Turning ~
Turning...
As I have stated in other posts, I regularly find myself in the midst of similar conversations; typically culminating in some form of the question: “So, what do I do?” Most of these conversations are with men who are searching, grasping, scrambling for help or advise in finding an answer so they can know more about what it means to be themselves in the world.
I know that I have carried this question as my own for much of my life, particularly in the absence a strong and engaged father to whom I could safely ask the question. I know in my own story and now in the stories of the dozens of men I have shared this conversation with, that we often feel as though we are in uncharted territory, or as a favorite poet calls us, “exiles,” in a land with no map.
In the absence of these pivotal and necessary conversations with our fathers or father-figures, we often are left to feel alone in the conversation attempting to answer this deep question with no lexicon; turning - often alone - to things or activities that may not be helpful or healthy, and are left with no viable response. I know that I have often found this search offering nothing substantive that speaks to what we really need to know about who we truly are, and what we are made for.
My sense is that this is where shame enters the narrative, telling us that we should know how to do something we don’t know how to do. In the recovery community, we talk about shame as an abbreviation for: “Should Have Already Mastered Everything.” This certainly rings true with the way I have slogged through the mire of this question – alone, scared, and helpless.
There is, in the last few lines of this poem, the knowing glance of the fathers on the sidelines as they look at each other. I can feel, in their out-of-the-corner-of-their-eyes looks, the weight of the cost of carrying this question alone.

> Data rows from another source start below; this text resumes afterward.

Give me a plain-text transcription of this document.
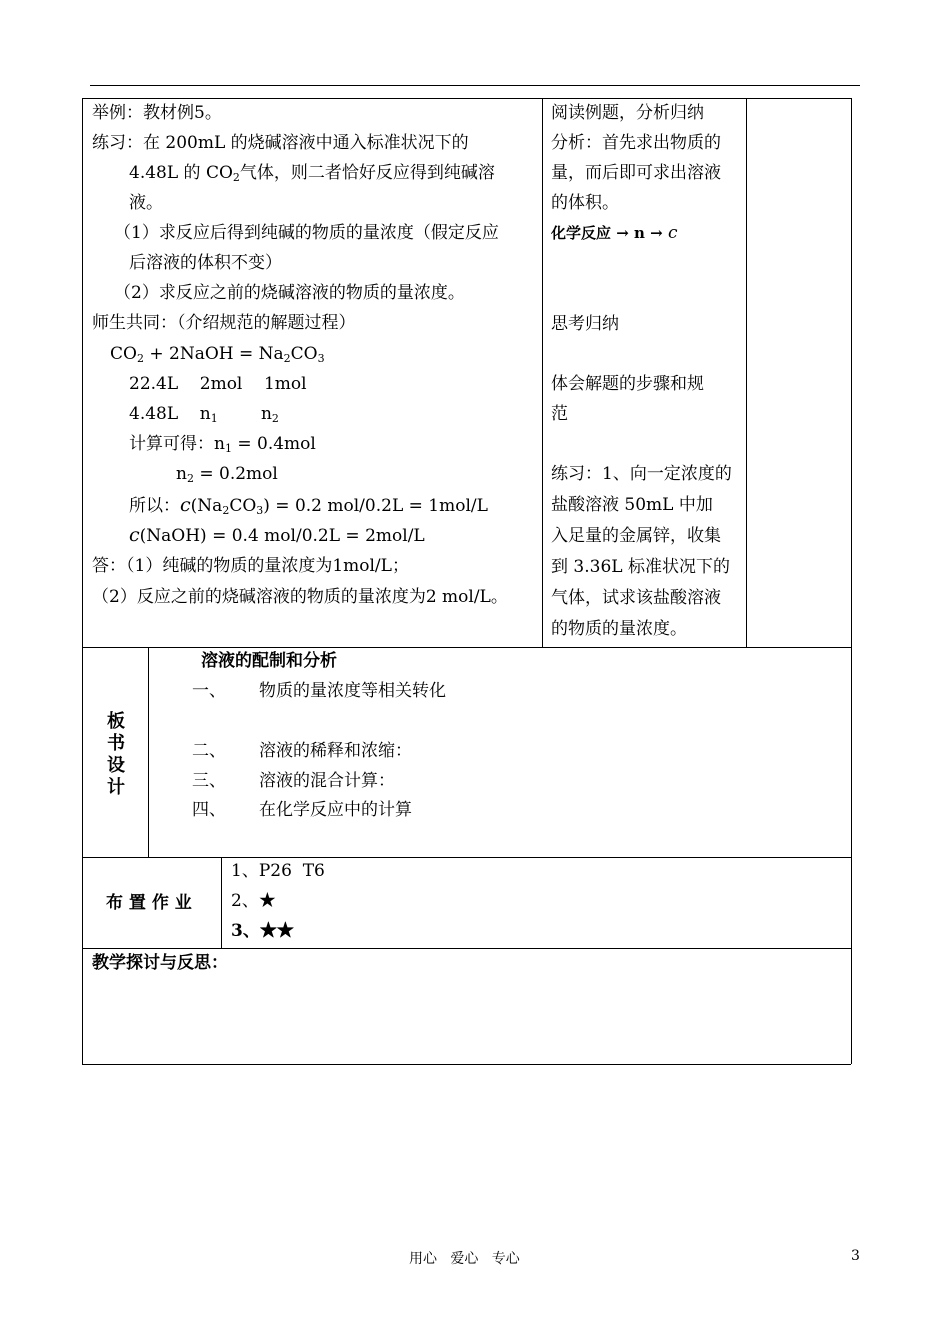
举例：教材例5。
练习：在 200mL 的烧碱溶液中通入标准状况下的
4.48L 的 $CO_2$气体，则二者恰好反应得到纯碱溶
液。
（1）求反应后得到纯碱的物质的量浓度（假定反应
后溶液的体积不变）
（2）求反应之前的烧碱溶液的物质的量浓度。
师生共同：（介绍规范的解题过程）
$CO_2$ + 2NaOH = $Na_2CO_3$
22.4L    2mol    1mol
4.48L    $n_1$        $n_2$
计算可得：$n_1 = 0.4mol$
$n_2 = 0.2mol$
所以：$c(Na_2CO_3) = 0.2$ mol/0.2L = 1mol/L
c(NaOH) = 0.4 mol/0.2L = 2mol/L
答：（1）纯碱的物质的量浓度为1mol/L；
（2）反应之前的烧碱溶液的物质的量浓度为2 mol/L。
阅读例题，分析归纳
分析：首先求出物质的
量，而后即可求出溶液
的体积。
化学反应 → n → c
思考归纳
体会解题的步骤和规
范
练习：1、向一定浓度的
盐酸溶液 50mL 中加
入足量的金属锌，收集
到 3.36L 标准状况下的
气体，试求该盐酸溶液
的物质的量浓度。
板
书
设
计
溶液的配制和分析
一、 物质的量浓度等相关转化
二、 溶液的稀释和浓缩：
三、 溶液的混合计算：
四、 在化学反应中的计算
布 置 作 业
1、P26  T6
2、★
3、★★
教学探讨与反思：
用心   爱心   专心	3
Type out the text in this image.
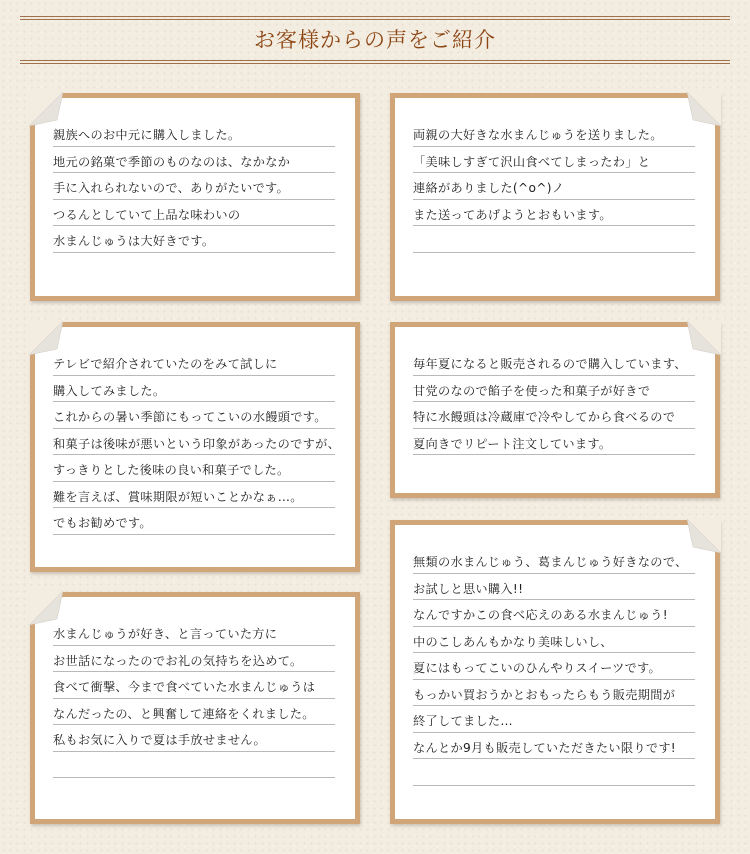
お客様からの声をご紹介
親族へのお中元に購入しました。
地元の銘菓で季節のものなのは、なかなか
手に入れられないので、ありがたいです。
つるんとしていて上品な味わいの
水まんじゅうは大好きです。
両親の大好きな水まんじゅうを送りました。
「美味しすぎて沢山食べてしまったわ」と
連絡がありました(^o^)ノ
また送ってあげようとおもいます。
テレビで紹介されていたのをみて試しに
購入してみました。
これからの暑い季節にもってこいの水饅頭です。
和菓子は後味が悪いという印象があったのですが、
すっきりとした後味の良い和菓子でした。
難を言えば、賞味期限が短いことかなぁ…。
でもお勧めです。
毎年夏になると販売されるので購入しています、
甘党のなので餡子を使った和菓子が好きで
特に水饅頭は冷蔵庫で冷やしてから食べるので
夏向きでリピート注文しています。
水まんじゅうが好き、と言っていた方に
お世話になったのでお礼の気持ちを込めて。
食べて衝撃、今まで食べていた水まんじゅうは
なんだったの、と興奮して連絡をくれました。
私もお気に入りで夏は手放せません。
無類の水まんじゅう、葛まんじゅう好きなので、
お試しと思い購入!!
なんですかこの食べ応えのある水まんじゅう!
中のこしあんもかなり美味しいし、
夏にはもってこいのひんやりスイーツです。
もっかい買おうかとおもったらもう販売期間が
終了してました…
なんとか9月も販売していただきたい限りです!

I like what it feels like to know and be known by men who I can high five and celebrate a moment, then turn to jog back to position – the position of myself in my own life - alongside those who are doing the same. Which leads me to a new question: “Who am I and what do I bring to the world?” There is a different kind of weightiness that this question carries that I am both learning to, and becoming fond of carrying.
May we not stand in our own chosen silence next to each other on the sidelines, but take the incremental steps further into these deep questions and turn towards one another.
My friend’s kid runs the sideline, gets a pass,
turns, and scores with a kick to the near post.
It’s how the play should go, but at this age
rarely does. My son sprints to him, arms up.
They high five and celebrate a moment,
then turn to jog back to their positions.
Last year, they would have hopped around madly,
twirled, fallen backwards, and rolled in the grass.
This season, they are serious. No more
skipping. No more acting sweetly goofy.
Now, they turn towards one another rather
than towards us. No more checking that we’ve seen.
But we have. We know the score, and what’s lost
as they try to turn themselves into men.
"Turning" by Joseph Mills from This Miraculous Turning. © Press, 53, 2014.